Launceston is Tasmania’s second largest city with a population of close to 90,000 people. It’s the third oldest city in Australia after the Europeans set up camp around 1804. Wikipedia tells me it was the first place in the Southern Hemisphere to use anaesthetic and the first Australian city to have underground sewers. Impressive!  It also has a large collection of historical buildings and the lack of skyscrapers makes the streetscape very aesthetically pleasing. The absence of man-made canyons and being able to see the sky makes a real difference to the ambiance. There are no windy tunnels with overpowering towering concrete monsters blocking out the sun.
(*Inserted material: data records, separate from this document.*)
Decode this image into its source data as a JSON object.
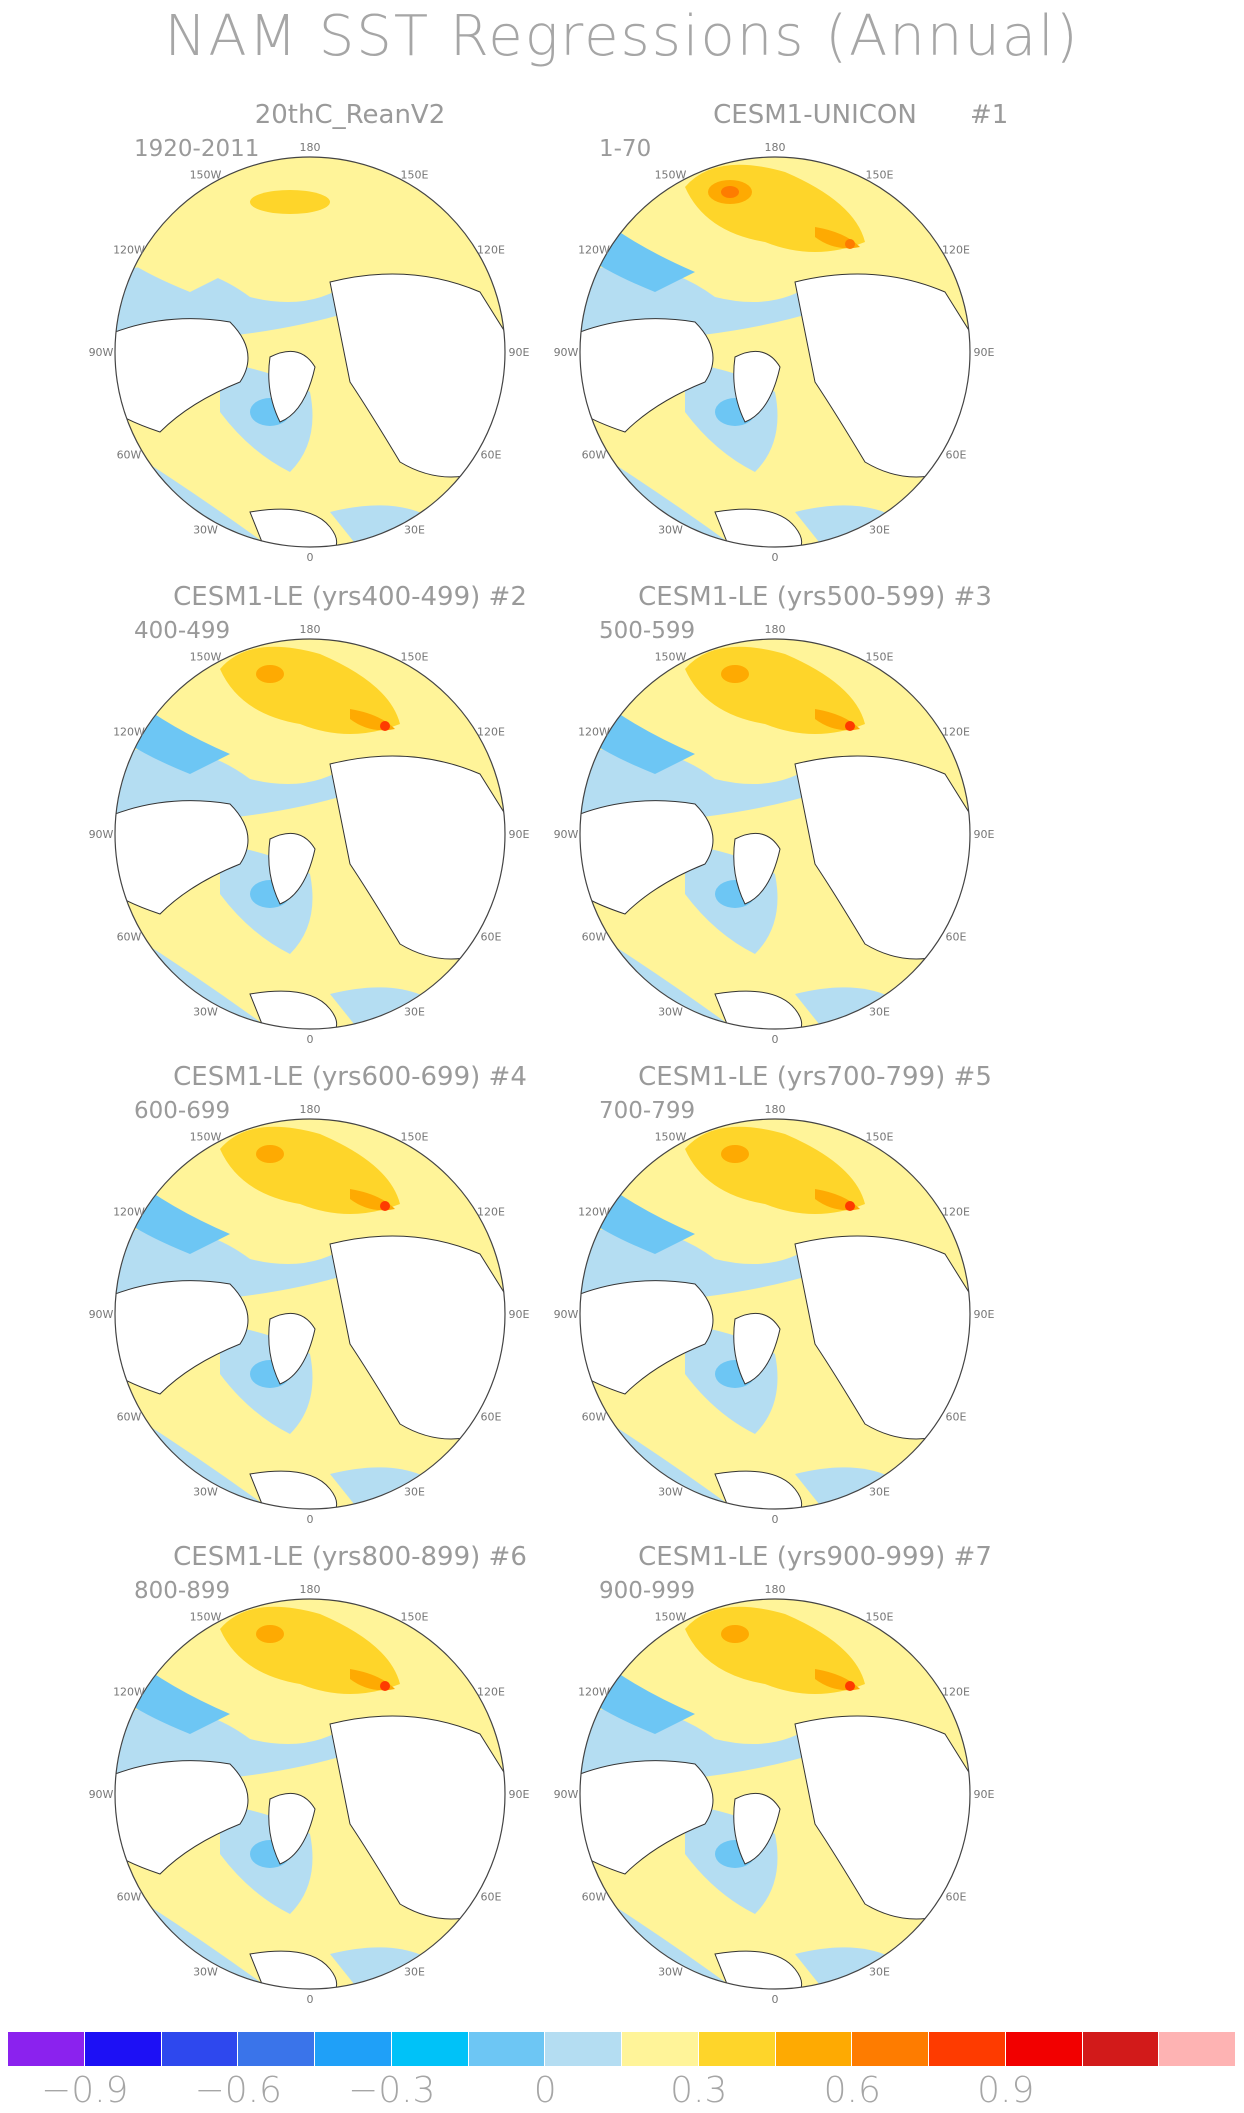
{
  "title": "NAM SST Regressions (Annual)",
  "lon_labels": [
    "180",
    "150E",
    "120E",
    "90E",
    "60E",
    "30E",
    "0",
    "30W",
    "60W",
    "90W",
    "120W",
    "150W"
  ],
  "panels": [
    {
      "title": "20thC_ReanV2",
      "number": "",
      "period": "1920-2011",
      "variant": "obs"
    },
    {
      "title": "CESM1-UNICON",
      "number": "#1",
      "period": "1-70",
      "variant": "unicon"
    },
    {
      "title": "CESM1-LE (yrs400-499) #2",
      "number": "",
      "period": "400-499",
      "variant": "le"
    },
    {
      "title": "CESM1-LE (yrs500-599) #3",
      "number": "",
      "period": "500-599",
      "variant": "le"
    },
    {
      "title": "CESM1-LE (yrs600-699) #4",
      "number": "",
      "period": "600-699",
      "variant": "le"
    },
    {
      "title": "CESM1-LE (yrs700-799) #5",
      "number": "",
      "period": "700-799",
      "variant": "le"
    },
    {
      "title": "CESM1-LE (yrs800-899) #6",
      "number": "",
      "period": "800-899",
      "variant": "le"
    },
    {
      "title": "CESM1-LE (yrs900-999) #7",
      "number": "",
      "period": "900-999",
      "variant": "le"
    }
  ],
  "colorbar": {
    "colors": [
      "#8b22ee",
      "#1d10f5",
      "#2e48ee",
      "#3a74ea",
      "#1fa0f8",
      "#00c2f8",
      "#6dc6f4",
      "#b4ddf2",
      "#fff499",
      "#fed52a",
      "#feaa02",
      "#fe7c00",
      "#fe3b00",
      "#f20000",
      "#d21a1a",
      "#feb3b3"
    ],
    "labels": [
      "−0.9",
      "−0.6",
      "−0.3",
      "0",
      "0.3",
      "0.6",
      "0.9"
    ]
  }
}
Launceston has managed to keep its city relatively free from development and it celebrates its architectural integrity.

Near Brisbane Street mall

I enjoy self-guided architecture walks around cities and I thought that with all the significant buildings, there would be an app or website to do such a thing in Launceston. I could not find an “official” one but did find maps and descriptions put together for architecture students on Pocket Sites. It included both historic and modern buildings of architectural significance. There is a Part A and Part B which covers more than 50 sites. It includes buildings in the CBD with a short detour into a residential street. It took me about three hours to complete and I covered a bit more than 7 km. It was a very pleasant way of getting my 10,000 steps up!

Duncan House – Art Deco – 45 Brisbane Street

Be prepared for some interesting buildings. Not all of them would fit my description of being “significant”. I discovered that there is a style of building, common in the 1980s, called “brutalist”. In my opinion, these buildings are ugly monstrosities! They look cheap and nasty and brutal is an excellent description. 
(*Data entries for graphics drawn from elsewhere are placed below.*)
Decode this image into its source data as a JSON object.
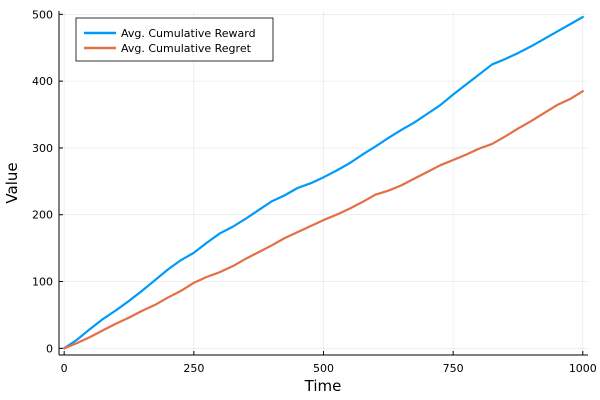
{
  "chart_data": {
    "type": "line",
    "title": "",
    "xlabel": "Time",
    "ylabel": "Value",
    "xlim": [
      -10,
      1010
    ],
    "ylim": [
      -10,
      505
    ],
    "xticks": [
      0,
      250,
      500,
      750,
      1000
    ],
    "yticks": [
      0,
      100,
      200,
      300,
      400,
      500
    ],
    "grid": true,
    "legend_position": "top-left",
    "series": [
      {
        "name": "Avg. Cumulative Reward",
        "color": "#009AFA",
        "x": [
          0,
          25,
          50,
          75,
          100,
          125,
          150,
          175,
          200,
          225,
          250,
          275,
          300,
          325,
          350,
          375,
          400,
          425,
          450,
          475,
          500,
          525,
          550,
          575,
          600,
          625,
          650,
          675,
          700,
          725,
          750,
          775,
          800,
          825,
          850,
          875,
          900,
          925,
          950,
          975,
          1000
        ],
        "y": [
          0,
          13,
          29,
          44,
          57,
          71,
          86,
          102,
          118,
          132,
          143,
          158,
          172,
          182,
          194,
          207,
          220,
          229,
          240,
          247,
          256,
          266,
          277,
          290,
          302,
          315,
          327,
          338,
          351,
          364,
          380,
          395,
          410,
          425,
          433,
          442,
          452,
          463,
          474,
          485,
          496
        ]
      },
      {
        "name": "Avg. Cumulative Regret",
        "color": "#E26F46",
        "x": [
          0,
          25,
          50,
          75,
          100,
          125,
          150,
          175,
          200,
          225,
          250,
          275,
          300,
          325,
          350,
          375,
          400,
          425,
          450,
          475,
          500,
          525,
          550,
          575,
          600,
          625,
          650,
          675,
          700,
          725,
          750,
          775,
          800,
          825,
          850,
          875,
          900,
          925,
          950,
          975,
          1000
        ],
        "y": [
          0,
          8,
          17,
          27,
          37,
          46,
          56,
          65,
          76,
          86,
          98,
          107,
          114,
          123,
          134,
          144,
          154,
          165,
          174,
          183,
          192,
          200,
          209,
          219,
          230,
          236,
          244,
          254,
          264,
          274,
          282,
          290,
          299,
          306,
          317,
          329,
          340,
          352,
          364,
          373,
          385
        ]
      }
    ]
  }
}
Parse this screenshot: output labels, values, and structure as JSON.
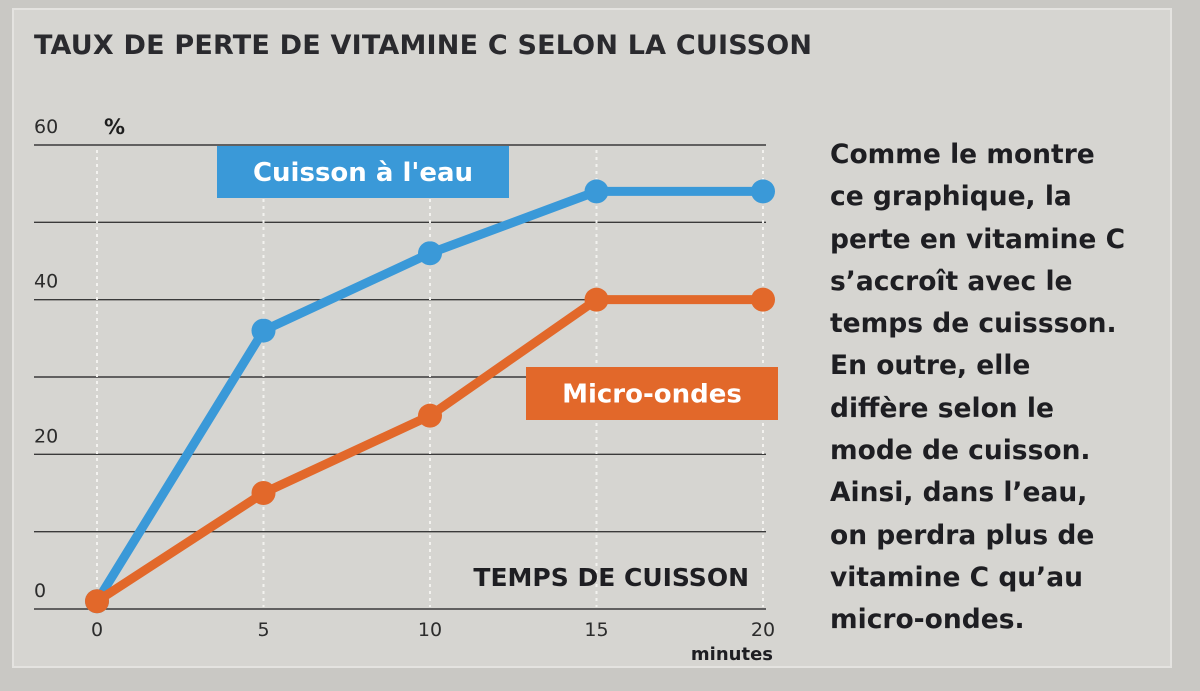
{
  "title": "TAUX DE PERTE DE VITAMINE C SELON LA CUISSON",
  "description_lines": [
    "Comme le montre",
    "ce graphique, la",
    "perte en vitamine C",
    "s’accroît avec le",
    "temps de cuissson.",
    "En outre, elle",
    "diffère selon le",
    "mode de cuisson.",
    "Ainsi, dans l’eau,",
    "on perdra plus de",
    "vitamine C qu’au",
    "micro-ondes."
  ],
  "chart_data": {
    "type": "line",
    "xlabel": "TEMPS DE CUISSON",
    "xunit": "minutes",
    "yunit": "%",
    "x": [
      0,
      5,
      10,
      15,
      20
    ],
    "xticks": [
      "0",
      "5",
      "10",
      "15",
      "20"
    ],
    "ylim": [
      0,
      60
    ],
    "yticks": [
      "0",
      "20",
      "40",
      "60"
    ],
    "ygrid": [
      10,
      20,
      30,
      40,
      50,
      60
    ],
    "grid": true,
    "series": [
      {
        "name": "Cuisson à l'eau",
        "color": "#3a99d8",
        "values": [
          1,
          36,
          46,
          54,
          54
        ]
      },
      {
        "name": "Micro-ondes",
        "color": "#e2682a",
        "values": [
          1,
          15,
          25,
          40,
          40
        ]
      }
    ]
  }
}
Henry House 1983. Brutalist Style. Civic Square

ANZ Building: Brutalist style c1980. Cnr Brisbane and George Street

On the other hand, the Regency, Queen Anne(revival), Georgian and Colonial era buildings reflect a time of softer and more delicate facades. No doubt these were made possible due to the presence of cheaper labour, (convicts perhaps?) and materials. 

Terrace Houses in St John Street.

If you’re the type who likes this sort of urban adventure, get out early before all the city workers park their cars and spoil your photos! It’s free and you’ll also go past some nice cafes if you decide to take a break. There are easily accessible public toilets along the way. It’s my kind of touristing!